PhotoAnnual exams are one way for women to make sure everything is functioning as it should in the women’s health department. But if one of the stealthier health conditions crops up between exams, problems could arise.

Soon, however, women may be able to use a "smart tampon" to perform an at-home test for cervical cancer and other asymptomatic issues.

While still in the early testing phases, entrepreneur Ridhi Tariyal and scientist Stephen Gire hope the device will help women take charge of their own reproductive health.  

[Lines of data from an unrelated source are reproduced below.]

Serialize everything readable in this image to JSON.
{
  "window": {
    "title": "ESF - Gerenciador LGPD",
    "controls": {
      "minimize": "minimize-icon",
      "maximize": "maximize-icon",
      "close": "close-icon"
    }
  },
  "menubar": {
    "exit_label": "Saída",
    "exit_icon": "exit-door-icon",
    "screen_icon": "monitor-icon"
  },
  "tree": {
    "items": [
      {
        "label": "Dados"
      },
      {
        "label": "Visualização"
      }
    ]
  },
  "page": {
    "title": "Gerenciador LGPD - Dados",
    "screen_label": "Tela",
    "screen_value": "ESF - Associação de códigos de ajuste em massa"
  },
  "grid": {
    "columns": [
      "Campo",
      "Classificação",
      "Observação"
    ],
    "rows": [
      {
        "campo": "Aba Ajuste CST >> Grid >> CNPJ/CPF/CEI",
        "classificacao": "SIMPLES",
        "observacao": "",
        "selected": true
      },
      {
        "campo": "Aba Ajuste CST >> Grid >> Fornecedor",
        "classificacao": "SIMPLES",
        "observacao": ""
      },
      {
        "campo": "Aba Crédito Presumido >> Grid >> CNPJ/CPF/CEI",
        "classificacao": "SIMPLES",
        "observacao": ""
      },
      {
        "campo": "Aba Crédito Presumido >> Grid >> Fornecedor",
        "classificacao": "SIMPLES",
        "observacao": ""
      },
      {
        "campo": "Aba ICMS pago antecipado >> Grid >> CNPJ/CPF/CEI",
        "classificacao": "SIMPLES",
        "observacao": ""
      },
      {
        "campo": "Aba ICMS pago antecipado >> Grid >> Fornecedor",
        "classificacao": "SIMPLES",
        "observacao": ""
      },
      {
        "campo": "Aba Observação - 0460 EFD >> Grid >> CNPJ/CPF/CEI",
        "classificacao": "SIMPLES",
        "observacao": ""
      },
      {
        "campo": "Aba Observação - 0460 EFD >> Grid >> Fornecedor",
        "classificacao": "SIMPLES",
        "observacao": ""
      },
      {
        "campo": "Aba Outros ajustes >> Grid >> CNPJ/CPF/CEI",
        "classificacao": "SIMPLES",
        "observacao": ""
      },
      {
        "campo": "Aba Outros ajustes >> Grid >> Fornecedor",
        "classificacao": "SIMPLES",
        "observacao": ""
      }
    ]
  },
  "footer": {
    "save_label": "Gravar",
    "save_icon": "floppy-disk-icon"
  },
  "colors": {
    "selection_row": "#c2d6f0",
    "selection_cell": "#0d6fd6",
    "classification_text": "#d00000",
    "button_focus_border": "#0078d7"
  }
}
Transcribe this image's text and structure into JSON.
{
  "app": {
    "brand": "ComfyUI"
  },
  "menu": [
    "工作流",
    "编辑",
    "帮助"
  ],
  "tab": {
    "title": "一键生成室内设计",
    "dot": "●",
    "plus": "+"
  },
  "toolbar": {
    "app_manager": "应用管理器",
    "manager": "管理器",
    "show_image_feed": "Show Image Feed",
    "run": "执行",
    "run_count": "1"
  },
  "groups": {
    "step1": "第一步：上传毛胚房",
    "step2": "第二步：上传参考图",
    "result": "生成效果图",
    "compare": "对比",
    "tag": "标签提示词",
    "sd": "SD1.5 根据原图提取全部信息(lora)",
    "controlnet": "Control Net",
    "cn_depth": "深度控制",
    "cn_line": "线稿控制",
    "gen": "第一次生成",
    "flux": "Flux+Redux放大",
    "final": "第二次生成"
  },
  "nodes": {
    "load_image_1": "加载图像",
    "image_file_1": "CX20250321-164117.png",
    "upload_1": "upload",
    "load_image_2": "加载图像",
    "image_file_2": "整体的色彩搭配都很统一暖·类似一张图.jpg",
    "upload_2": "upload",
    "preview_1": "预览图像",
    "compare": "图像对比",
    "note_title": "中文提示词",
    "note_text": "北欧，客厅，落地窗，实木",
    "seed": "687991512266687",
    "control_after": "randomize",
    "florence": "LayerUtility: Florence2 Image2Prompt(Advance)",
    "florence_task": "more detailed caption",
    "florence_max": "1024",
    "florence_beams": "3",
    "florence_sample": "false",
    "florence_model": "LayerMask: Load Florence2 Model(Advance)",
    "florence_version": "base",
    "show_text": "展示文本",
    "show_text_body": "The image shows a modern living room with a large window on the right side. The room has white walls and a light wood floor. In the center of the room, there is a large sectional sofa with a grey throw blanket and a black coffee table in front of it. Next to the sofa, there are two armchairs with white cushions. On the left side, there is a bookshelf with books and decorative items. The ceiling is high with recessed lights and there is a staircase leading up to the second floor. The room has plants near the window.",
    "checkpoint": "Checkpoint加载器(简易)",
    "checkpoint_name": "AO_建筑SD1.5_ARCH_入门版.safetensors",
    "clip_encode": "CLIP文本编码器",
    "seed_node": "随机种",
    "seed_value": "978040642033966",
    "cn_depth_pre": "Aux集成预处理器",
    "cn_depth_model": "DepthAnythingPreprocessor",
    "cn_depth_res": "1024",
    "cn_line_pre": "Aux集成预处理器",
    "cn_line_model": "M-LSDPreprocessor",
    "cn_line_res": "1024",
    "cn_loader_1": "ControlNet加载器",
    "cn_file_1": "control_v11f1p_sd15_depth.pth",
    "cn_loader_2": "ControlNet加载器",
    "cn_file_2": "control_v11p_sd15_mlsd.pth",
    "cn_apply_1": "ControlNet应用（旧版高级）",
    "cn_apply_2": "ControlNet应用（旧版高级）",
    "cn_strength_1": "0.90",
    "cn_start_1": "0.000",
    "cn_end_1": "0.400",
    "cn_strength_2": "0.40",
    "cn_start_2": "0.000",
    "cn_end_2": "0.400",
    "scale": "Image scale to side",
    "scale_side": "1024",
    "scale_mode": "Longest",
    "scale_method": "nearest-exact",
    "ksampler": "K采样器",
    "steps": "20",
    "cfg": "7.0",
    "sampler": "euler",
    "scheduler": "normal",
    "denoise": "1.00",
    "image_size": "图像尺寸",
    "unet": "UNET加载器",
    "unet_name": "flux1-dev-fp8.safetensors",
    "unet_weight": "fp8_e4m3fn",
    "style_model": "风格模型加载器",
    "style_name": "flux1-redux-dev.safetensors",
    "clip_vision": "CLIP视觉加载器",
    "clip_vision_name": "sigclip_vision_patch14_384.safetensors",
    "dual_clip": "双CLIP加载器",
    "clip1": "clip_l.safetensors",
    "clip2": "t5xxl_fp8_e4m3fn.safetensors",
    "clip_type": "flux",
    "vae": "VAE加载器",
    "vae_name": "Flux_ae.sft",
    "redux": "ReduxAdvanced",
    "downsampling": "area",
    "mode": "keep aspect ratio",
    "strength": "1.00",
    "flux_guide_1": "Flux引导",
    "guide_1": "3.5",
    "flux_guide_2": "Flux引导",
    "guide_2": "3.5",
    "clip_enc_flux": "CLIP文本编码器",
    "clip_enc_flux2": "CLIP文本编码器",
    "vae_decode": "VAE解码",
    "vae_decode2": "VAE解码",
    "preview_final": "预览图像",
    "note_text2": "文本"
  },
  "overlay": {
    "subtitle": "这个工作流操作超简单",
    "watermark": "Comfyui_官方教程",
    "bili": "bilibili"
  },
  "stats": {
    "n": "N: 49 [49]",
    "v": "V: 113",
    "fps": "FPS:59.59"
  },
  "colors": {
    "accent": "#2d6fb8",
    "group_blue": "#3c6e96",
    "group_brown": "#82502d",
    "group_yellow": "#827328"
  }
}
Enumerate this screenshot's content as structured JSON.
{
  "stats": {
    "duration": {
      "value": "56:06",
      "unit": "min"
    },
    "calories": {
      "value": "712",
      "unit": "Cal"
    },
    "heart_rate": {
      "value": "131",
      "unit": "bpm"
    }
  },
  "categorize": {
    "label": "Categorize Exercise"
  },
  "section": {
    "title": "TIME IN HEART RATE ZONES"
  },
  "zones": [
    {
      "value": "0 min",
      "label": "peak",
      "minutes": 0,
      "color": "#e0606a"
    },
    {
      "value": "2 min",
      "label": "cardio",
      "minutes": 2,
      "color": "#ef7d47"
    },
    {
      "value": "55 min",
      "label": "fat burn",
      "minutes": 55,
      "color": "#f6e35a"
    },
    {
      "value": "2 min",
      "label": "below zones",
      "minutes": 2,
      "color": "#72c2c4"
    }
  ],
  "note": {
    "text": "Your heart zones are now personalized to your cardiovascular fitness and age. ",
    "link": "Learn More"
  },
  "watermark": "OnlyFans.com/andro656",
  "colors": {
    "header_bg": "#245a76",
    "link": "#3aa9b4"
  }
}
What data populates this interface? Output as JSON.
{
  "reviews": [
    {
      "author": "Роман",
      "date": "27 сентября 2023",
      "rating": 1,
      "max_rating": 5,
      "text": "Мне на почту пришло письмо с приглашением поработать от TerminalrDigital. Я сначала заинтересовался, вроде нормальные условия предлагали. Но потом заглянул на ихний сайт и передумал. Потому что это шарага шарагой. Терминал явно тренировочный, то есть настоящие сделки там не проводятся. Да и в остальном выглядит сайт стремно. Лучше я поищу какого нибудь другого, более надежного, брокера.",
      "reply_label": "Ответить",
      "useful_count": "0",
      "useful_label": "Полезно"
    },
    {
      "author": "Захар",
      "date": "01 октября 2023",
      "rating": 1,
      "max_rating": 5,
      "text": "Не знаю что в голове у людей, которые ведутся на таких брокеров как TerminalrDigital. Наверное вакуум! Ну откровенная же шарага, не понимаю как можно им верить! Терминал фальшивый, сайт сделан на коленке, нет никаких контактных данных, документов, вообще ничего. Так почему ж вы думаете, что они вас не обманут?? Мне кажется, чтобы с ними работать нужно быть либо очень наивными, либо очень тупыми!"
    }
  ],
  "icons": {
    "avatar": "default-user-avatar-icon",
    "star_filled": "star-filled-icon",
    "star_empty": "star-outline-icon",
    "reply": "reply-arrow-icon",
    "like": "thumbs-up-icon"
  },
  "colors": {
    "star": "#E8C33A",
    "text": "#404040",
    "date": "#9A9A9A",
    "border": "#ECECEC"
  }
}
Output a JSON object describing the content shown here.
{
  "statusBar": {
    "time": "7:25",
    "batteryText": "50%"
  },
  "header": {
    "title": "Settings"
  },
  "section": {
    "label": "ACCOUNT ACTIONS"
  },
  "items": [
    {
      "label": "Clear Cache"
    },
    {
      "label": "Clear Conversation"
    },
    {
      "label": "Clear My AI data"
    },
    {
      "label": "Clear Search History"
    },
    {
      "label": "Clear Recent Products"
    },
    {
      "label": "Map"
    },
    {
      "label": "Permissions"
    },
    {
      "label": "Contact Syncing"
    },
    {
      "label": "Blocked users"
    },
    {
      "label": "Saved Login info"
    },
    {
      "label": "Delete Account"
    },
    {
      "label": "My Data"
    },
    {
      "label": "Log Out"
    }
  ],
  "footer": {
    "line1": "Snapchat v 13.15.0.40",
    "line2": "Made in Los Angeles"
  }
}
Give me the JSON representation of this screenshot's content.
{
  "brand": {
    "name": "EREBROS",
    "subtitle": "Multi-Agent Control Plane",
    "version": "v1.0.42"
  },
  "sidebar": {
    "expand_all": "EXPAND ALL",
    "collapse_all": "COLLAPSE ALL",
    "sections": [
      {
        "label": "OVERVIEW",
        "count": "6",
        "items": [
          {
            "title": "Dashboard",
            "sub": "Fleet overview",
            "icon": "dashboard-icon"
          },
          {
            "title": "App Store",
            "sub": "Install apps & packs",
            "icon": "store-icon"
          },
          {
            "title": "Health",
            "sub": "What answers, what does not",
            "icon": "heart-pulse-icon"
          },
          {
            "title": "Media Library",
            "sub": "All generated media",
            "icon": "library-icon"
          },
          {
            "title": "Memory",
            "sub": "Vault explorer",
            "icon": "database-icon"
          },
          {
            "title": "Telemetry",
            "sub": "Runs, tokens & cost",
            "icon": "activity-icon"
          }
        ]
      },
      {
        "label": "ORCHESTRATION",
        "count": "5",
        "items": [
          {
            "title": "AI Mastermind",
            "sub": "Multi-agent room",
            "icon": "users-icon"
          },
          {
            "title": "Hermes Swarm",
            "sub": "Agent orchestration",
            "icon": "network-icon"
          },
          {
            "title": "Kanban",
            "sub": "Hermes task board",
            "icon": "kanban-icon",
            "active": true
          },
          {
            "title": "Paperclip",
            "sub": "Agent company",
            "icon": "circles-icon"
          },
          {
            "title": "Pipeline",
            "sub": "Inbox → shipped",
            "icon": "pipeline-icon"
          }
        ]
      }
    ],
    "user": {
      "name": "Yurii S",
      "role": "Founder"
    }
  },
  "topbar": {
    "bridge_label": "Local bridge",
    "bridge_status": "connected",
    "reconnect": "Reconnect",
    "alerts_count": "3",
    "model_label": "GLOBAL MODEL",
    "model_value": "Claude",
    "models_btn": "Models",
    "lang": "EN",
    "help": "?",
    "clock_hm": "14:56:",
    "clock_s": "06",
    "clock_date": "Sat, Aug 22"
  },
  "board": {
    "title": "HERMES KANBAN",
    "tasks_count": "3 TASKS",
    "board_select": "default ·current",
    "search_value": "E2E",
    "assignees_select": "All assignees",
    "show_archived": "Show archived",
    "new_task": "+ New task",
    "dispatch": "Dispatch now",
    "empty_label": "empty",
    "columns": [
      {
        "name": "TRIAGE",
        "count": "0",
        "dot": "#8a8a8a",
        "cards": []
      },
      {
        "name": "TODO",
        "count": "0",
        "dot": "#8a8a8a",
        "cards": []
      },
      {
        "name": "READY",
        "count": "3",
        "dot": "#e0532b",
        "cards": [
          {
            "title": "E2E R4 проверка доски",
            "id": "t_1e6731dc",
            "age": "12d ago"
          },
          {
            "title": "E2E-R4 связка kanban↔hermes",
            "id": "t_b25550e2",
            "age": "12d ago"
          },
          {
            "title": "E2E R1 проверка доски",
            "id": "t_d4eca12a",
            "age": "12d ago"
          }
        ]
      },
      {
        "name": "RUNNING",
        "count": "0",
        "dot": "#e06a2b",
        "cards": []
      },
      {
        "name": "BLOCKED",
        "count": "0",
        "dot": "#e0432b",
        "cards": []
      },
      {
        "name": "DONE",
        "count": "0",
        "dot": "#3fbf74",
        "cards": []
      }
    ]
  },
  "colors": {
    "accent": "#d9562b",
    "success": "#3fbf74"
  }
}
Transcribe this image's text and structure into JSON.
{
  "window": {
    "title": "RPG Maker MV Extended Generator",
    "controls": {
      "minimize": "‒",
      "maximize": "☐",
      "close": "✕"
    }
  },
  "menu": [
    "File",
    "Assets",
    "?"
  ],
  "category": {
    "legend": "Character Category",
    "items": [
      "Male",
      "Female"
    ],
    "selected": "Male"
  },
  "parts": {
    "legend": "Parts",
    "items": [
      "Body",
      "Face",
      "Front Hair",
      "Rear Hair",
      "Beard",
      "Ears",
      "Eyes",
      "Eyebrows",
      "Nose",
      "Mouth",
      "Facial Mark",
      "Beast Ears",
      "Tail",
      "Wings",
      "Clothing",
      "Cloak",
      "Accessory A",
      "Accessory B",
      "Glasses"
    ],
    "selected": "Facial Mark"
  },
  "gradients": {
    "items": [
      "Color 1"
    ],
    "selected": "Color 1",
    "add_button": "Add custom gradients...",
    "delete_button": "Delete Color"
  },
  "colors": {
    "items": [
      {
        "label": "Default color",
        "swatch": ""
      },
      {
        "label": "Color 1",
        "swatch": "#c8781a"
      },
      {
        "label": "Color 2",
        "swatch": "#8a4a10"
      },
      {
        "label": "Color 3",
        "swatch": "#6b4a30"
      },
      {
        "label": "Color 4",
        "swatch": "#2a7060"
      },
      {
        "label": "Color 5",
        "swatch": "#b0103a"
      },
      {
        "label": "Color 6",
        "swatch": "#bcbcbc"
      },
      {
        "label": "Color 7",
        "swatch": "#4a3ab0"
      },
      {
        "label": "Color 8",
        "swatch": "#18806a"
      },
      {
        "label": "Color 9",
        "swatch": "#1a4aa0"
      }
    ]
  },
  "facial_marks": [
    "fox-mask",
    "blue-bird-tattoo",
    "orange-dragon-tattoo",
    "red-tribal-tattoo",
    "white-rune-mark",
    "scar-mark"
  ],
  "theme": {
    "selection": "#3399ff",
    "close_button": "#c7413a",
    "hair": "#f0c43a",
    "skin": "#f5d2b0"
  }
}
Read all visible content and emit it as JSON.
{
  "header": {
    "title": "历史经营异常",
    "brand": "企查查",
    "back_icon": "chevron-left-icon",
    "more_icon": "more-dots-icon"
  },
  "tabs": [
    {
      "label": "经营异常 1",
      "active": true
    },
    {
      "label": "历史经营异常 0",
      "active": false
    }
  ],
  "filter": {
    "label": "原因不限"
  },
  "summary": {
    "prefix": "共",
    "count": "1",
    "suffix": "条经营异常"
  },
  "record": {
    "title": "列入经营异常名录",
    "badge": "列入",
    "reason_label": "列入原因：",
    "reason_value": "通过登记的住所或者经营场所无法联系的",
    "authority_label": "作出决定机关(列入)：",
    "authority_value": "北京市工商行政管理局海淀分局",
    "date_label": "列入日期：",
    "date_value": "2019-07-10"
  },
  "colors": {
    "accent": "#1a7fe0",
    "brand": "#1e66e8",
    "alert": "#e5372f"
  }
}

High quality, at-home tests 

The early detection and treatment of diseases like endometriosis cervical cancer is crucial; failure to do so could interfere with fertility or even cause death. But tracking vaginal health without the help of a medical professional can be difficult. That’s where smart tampons come in.

"You can pick up a disease any time, and letting it sit there for a year until your next visit can have consequences downstream that you don't want," Tariyal tells Fast Company. "The system has to change."

Tariyal and Gire hope to change the system from reactive to proactive by making early diagnosis a possibility, even if a woman is between annual exams.

Tests blood samples

Seed funding for the duo’s startup, NextGen Jane, has been secured and clinical trials have begun on the smart tampons, which would collect blood samples that could be tested right in a woman’s own home. The devices could even help monitor long-term risks, Fast Company reports.

"Our vision is to manage reproductive health from menarche to menopause," said Tariyal. "We're thinking about all the ways that women could find data about their bodies useful."

In addition to checking for diseases like endometriosis and cervical cancer, smart tampons might also be able to track fertility levels and check for cysts, growths, infections, and STDs.

It could be a while before the technology hits the market, as it will require the development of a variety of tests. But the team hopes to have a working prototype completed in the next year or so, according to NextGen Jane’s website.